After a long spell of being out of touch with comics, I happened to be at a comic shop with friends one afternoon, and decided to ask for some recommendations. I specifically asked for something “preferably bizarre and funny.” With a knowing smile, the proprietor, the-not-one-and-only Chris Brown, walked over to a shelf, handed me an issue of God Hates Astronauts, and said, “I think you’ll dig this.” He spoke of not-so-superheroes, astro-farmers in chicken love, and father-and-son Tigers Eating Cheeseburgers. Sold American.
God Hates Astronauts is without a doubt THE weirdest, most hilarious series I have ever read, and even when I’m not entirely sure I know what is going on (because there is always SO MUCH going on), I love every eye- popping panel and crazy-ass word of it. Ryan Browne pulls out all the stops when it comes to sight gags, pop- culture name-dropping at every. single. opportunity (and I love it)., bizarro hybrid characters (yes, Detective Lebronson is Charles Bronson in a basketball uniform) and WTF cameos (Montel!? Yes, Ryan Browne was on Montel once). The superhero element of the series is both kind of an afterthought (for the applicable characters, at least; they’re too self-obsessed and bumbling to make good superheroes) and a vehicle for satire within the story (because the characters are too self-obsessed and bumbling to make good superheroes). It works on so many levels, all of them dripping with Browne’s sardonic wit.

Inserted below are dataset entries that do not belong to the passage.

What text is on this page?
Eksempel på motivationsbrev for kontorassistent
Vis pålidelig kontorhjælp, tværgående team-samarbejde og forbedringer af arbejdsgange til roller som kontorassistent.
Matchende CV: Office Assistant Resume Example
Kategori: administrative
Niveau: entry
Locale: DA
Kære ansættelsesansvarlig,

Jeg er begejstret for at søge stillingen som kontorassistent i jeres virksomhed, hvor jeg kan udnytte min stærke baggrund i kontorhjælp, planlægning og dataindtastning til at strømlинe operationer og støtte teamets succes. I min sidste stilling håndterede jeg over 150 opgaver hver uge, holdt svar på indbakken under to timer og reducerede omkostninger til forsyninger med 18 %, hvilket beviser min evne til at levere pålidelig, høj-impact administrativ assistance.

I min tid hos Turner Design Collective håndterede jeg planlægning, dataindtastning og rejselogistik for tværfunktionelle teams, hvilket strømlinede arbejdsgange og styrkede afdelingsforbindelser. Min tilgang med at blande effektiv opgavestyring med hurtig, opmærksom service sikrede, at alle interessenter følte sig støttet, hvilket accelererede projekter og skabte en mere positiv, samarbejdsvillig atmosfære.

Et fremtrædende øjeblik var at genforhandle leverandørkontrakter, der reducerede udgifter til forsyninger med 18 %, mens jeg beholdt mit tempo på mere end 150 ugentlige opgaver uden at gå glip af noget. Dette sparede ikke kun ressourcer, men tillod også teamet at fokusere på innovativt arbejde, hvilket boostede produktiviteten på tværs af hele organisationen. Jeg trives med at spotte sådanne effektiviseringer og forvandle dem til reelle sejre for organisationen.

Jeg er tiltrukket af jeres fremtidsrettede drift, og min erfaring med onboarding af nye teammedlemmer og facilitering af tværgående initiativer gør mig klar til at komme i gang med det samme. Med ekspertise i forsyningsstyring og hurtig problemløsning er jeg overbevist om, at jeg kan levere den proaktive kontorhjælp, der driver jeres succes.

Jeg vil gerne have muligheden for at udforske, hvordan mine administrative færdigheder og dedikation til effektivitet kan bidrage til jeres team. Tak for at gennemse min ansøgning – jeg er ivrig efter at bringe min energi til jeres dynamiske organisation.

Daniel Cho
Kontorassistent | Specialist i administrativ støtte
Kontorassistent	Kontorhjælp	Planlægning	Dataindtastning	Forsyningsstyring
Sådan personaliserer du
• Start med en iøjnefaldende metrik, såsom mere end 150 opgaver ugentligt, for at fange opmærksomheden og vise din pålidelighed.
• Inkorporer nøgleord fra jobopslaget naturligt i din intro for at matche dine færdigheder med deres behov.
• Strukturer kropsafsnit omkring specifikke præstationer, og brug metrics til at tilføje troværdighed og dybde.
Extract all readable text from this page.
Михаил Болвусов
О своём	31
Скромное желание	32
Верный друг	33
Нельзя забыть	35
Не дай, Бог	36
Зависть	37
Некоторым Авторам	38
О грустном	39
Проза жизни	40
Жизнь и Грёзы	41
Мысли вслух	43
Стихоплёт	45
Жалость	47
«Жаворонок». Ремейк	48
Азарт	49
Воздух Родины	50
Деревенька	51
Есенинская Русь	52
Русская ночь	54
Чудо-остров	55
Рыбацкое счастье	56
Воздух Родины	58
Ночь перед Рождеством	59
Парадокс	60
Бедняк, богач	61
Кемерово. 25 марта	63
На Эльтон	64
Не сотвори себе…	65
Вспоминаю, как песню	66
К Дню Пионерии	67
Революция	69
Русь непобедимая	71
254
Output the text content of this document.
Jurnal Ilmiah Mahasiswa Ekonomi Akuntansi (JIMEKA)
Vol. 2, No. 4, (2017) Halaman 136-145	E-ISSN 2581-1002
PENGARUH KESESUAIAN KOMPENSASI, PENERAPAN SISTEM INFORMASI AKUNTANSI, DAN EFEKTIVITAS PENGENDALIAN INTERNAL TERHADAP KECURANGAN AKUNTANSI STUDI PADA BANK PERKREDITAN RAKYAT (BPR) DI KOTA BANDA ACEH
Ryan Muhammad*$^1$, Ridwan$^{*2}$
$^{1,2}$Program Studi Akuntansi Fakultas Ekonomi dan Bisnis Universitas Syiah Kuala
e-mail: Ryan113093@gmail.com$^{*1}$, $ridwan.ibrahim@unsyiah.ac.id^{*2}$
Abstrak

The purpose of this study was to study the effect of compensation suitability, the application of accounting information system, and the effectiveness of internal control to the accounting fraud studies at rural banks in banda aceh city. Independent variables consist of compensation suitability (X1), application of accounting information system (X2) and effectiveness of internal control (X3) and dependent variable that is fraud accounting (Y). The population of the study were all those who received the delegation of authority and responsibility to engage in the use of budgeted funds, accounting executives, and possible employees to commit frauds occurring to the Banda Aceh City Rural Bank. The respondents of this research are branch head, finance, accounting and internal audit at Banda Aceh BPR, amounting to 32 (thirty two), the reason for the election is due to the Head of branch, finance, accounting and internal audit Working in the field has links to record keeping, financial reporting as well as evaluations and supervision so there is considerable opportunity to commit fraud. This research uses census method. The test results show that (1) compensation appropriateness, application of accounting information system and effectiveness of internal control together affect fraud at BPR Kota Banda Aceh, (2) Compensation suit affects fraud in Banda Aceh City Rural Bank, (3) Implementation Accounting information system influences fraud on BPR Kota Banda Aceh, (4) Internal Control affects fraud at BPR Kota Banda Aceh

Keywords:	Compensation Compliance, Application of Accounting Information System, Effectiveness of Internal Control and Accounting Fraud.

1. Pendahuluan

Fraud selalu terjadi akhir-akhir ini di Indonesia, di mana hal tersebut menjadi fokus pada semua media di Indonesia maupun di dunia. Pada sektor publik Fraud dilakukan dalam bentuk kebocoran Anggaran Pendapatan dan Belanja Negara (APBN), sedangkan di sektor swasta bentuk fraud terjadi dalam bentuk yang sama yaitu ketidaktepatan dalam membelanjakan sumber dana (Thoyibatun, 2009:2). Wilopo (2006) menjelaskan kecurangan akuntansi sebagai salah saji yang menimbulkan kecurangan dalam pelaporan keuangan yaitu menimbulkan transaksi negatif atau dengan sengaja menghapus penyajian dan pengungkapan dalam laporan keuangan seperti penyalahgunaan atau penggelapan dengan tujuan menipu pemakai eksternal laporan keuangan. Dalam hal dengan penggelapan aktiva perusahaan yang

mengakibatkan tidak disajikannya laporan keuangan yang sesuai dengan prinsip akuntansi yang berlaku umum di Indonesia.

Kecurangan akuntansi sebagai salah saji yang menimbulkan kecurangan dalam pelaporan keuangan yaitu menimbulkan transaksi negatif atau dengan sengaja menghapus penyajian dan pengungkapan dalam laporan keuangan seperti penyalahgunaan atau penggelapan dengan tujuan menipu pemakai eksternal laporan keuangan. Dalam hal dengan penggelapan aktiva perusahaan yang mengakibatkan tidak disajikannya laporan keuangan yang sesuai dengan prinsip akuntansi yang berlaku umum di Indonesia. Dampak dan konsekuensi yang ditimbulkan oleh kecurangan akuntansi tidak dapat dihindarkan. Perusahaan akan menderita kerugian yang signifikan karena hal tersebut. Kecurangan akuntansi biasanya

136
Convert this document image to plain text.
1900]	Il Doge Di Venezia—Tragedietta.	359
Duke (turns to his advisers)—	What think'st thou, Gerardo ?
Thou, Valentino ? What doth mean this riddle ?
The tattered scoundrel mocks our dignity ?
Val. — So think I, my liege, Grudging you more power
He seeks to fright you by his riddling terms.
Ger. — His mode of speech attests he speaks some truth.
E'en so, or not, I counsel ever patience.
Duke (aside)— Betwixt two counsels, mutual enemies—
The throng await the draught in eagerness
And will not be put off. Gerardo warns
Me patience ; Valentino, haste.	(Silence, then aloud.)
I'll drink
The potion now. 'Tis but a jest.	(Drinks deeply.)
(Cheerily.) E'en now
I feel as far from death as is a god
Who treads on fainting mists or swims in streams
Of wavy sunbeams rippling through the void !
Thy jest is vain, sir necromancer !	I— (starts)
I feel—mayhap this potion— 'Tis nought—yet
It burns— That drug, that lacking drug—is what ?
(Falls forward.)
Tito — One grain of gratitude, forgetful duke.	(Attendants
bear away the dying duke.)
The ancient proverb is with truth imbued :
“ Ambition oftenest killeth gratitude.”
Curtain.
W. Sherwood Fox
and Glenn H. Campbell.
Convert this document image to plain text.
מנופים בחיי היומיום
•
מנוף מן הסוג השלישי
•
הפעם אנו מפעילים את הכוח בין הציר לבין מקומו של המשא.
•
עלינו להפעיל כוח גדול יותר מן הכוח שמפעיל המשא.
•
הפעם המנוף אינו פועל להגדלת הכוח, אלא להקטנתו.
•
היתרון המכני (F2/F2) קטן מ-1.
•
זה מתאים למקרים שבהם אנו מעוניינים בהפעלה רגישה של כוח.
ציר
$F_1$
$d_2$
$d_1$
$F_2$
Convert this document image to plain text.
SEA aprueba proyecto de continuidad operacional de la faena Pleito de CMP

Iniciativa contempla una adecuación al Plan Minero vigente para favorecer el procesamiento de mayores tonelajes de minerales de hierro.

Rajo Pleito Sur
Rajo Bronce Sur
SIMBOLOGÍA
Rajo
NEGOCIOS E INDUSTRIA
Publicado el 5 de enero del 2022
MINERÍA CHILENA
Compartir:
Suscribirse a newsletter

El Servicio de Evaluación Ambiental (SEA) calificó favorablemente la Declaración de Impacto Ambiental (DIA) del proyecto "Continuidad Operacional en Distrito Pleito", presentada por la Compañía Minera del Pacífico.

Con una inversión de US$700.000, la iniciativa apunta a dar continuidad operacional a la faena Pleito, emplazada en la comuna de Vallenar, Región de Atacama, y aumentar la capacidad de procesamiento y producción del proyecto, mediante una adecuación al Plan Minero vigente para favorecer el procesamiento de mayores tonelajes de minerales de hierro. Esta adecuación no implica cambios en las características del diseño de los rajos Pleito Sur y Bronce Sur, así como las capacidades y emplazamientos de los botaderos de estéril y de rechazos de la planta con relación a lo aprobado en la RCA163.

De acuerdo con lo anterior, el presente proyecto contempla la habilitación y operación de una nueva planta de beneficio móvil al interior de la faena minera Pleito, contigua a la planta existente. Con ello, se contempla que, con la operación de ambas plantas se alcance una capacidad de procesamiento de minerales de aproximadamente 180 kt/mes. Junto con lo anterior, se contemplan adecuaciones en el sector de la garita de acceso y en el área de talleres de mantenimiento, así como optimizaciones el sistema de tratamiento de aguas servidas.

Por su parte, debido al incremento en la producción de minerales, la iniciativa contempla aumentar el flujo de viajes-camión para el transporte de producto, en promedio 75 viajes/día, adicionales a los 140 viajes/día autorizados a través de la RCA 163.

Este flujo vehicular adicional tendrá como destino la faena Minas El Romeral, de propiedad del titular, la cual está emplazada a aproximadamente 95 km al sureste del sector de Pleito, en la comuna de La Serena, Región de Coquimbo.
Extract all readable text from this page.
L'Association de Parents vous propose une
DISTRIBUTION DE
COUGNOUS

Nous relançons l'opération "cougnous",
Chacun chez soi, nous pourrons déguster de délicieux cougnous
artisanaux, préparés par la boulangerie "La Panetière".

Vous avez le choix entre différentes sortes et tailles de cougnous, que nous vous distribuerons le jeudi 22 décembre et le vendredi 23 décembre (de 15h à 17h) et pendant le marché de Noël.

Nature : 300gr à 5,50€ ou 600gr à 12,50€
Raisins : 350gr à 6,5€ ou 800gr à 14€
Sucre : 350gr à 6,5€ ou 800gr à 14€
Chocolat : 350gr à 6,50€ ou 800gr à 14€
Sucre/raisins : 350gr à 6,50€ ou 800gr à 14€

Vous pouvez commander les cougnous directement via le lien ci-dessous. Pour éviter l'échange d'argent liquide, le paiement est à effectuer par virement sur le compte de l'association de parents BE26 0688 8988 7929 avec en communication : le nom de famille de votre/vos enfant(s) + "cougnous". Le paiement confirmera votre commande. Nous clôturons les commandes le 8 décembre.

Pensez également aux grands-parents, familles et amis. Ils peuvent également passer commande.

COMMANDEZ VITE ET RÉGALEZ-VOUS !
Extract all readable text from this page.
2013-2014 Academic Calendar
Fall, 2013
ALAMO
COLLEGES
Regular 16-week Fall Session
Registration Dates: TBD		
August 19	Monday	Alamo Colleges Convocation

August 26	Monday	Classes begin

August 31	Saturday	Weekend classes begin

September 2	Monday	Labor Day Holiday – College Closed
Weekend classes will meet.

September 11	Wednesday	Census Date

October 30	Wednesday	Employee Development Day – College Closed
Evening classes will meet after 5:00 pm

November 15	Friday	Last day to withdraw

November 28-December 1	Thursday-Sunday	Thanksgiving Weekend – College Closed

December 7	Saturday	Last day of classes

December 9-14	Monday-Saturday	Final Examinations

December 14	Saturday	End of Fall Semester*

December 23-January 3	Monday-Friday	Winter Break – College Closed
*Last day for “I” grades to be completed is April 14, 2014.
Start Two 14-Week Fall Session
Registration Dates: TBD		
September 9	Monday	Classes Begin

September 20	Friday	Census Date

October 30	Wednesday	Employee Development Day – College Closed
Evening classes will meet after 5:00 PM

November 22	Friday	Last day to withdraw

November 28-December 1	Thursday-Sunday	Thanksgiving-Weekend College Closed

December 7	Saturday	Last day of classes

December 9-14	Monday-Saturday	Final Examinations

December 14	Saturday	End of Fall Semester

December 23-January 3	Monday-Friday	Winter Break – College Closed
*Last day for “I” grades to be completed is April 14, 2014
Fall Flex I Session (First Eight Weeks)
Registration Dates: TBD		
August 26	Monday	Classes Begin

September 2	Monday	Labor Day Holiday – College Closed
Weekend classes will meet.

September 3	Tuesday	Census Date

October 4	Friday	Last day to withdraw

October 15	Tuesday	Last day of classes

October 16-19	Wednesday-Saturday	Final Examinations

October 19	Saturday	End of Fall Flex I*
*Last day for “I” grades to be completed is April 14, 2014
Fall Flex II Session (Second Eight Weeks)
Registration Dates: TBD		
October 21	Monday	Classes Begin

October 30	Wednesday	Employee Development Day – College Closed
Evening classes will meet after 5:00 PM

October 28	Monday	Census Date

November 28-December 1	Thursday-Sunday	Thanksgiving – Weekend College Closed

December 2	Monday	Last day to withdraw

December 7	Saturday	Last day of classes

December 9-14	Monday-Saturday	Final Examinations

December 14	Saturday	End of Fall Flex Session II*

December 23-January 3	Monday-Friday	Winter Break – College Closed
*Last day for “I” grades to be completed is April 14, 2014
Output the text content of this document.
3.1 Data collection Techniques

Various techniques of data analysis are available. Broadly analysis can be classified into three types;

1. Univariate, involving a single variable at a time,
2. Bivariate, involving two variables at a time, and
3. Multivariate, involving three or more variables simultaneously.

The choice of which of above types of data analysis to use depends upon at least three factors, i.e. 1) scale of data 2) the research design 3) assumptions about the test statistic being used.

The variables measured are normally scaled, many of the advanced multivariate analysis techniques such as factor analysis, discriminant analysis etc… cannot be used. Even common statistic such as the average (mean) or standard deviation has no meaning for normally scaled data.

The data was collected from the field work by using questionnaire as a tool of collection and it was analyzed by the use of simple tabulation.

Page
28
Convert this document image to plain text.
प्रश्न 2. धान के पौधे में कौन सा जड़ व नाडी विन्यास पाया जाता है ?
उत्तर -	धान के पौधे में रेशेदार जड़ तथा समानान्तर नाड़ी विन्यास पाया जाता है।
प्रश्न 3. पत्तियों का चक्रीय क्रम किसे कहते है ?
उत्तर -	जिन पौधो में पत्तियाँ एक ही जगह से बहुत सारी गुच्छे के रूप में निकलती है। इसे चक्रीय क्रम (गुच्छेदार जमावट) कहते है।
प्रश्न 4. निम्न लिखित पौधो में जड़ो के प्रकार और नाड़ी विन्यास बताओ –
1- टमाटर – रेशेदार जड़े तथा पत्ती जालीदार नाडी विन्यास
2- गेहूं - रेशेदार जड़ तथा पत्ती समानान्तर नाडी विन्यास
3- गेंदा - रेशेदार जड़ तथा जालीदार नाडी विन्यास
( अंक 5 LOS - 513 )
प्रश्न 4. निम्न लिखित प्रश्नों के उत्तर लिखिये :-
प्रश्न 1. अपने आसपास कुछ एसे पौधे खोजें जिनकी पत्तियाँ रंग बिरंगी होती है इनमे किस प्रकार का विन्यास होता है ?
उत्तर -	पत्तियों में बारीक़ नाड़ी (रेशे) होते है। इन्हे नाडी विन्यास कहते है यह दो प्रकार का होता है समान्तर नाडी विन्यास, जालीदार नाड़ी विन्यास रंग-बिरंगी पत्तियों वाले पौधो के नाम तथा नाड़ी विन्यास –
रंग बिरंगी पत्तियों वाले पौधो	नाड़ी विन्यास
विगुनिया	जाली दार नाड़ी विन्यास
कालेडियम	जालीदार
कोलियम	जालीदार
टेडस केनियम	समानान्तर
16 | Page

The latest installment of GHA kicks off with our esteemed (and sobered up) narrator 3D Cowboy bringing us up to speed as usual, dialing things back (in the time-hopping spirit of the latest story arc) to the moments before the end of issue #8 when Starrior From The Future, Bill (pre-swelled head Star-Fighter) From The Past, Star-Fighter From The Past and Star-Grass From The More Recent Past (ya got all that?) arrive at the reunion of King Tiger Eating a Cheeseburger and Admiral Tiger Eating a Cheeseburger (having recovered from his amnesia and temporary identity as Cosmic Tiger Eating a Carrot) just in time to bust it up. Oops. Starrior FTF and Bill FTP defect from the group via robo-giraffe flatulence to find a teleporter needed to flee the current setting and continue their quest to find the kidnapped Starlina. Meanwhile Star-Grass FTMRP is bitching to a swollen-headed Star-Fighter FTP about a lack of dipping sauce (mango-berry, duh) for his chicken nuggets, and decides to vent his aggression by kicking some Crabulonian ass. King Tiger awakens and, upon viewing the aftermath of our time-travelers’ arrival, swears revenge. Pandor, whose backstory unfolds in the introduction to this issue, also vows to taste the meat of vengeance, and does so quite literally. And, as in the culmination of every chapter of GHA, complete and utter hilarity ensues. Which is one of my favorite things about it: it’s consistent, never a disappointment. The jokes are in endless supply, always on point, and the art is always gorgeous (even with excessive use of Pepto pink…and yes, dammit, a farting robo-giraffe CAN be beautifully rendered). This month’s entry is no different. No matter what Ryan Browne spends my money on—nuggets, warm Zima, whores—I will continue to throw down my hard-earned bucks for this terrific series for as long as he chooses to poop it out.